# Illinois Terminal 1604



## Trackjockey05 (Jun 30, 2020)

Took a pit stop at Litchfield Illinois and found this gem hiding in an industrial park, looks like it hasn’t moved in awhile 
















Nice unexpected find


----------



## AmFlyer (Mar 16, 2012)

Thanks for posting all the pictures from your trip. It has been enjoyable to see them. The ITS engine must have run recently because the tops of the rails are polished. A coworker of mine worked at the GE plant in Erie Pa. many years ago. When executives from HQ were scheduled to visit the plant engine operators were sent out to "polish the rails" by running engines back and forth over the tracks.
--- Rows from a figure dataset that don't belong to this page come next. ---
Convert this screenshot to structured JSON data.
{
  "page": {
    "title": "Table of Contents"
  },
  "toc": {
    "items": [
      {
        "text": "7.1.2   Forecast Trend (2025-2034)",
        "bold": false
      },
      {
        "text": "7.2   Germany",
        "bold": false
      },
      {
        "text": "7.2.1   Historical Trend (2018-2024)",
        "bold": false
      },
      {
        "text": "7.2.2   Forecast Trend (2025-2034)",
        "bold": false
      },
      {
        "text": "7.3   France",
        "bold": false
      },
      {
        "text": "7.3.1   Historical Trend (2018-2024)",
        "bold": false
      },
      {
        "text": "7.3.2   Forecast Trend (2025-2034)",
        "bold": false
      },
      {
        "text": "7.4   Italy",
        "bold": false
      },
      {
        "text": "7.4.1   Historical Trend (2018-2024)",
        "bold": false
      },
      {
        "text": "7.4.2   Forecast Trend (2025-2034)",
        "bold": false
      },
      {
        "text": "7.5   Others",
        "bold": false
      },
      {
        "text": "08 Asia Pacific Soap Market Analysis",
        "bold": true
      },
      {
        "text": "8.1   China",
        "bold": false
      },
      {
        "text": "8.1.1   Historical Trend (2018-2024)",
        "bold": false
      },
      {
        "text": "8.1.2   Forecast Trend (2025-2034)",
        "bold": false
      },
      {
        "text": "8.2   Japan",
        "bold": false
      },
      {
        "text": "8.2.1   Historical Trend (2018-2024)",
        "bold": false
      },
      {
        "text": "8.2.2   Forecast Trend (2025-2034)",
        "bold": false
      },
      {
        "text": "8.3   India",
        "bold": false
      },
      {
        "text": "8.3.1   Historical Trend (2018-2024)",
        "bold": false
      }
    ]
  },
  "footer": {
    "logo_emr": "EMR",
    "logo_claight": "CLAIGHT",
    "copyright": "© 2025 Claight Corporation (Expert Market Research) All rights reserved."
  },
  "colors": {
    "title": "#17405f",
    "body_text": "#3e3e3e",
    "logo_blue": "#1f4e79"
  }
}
Within two weeks the rails would be rusted again.


----------



## Trackjockey05 (Jun 30, 2020)

Slight correction, it’s actually Illini Terminal, figured I better note that before someone decided to correct me


----------



## Trackjockey05 (Jun 30, 2020)

AmFlyer said:


> Thanks for posting all the pictures from your trip. It has been enjoyable to see them. The ITS engine must have run recently because the tops of the rails are polished. A coworker of mine worked at the GE plant in Erie Pa. many years ago. When executives from HQ were scheduled to visit the plant engine operators were sent out to "polish the rails" by running engines back and forth over the tracks. Within two weeks the rails would be rusted again.


That’s actually the sun glare, rails were pretty brown, the locomotive was in nice condition, I’m assuming their traffic is sporadic


----------



## Trackjockey05 (Jun 30, 2020)

I found this








apparently they’ve been idle for quite some time, the locomotive doesn’t look like it’s been sitting that long


----------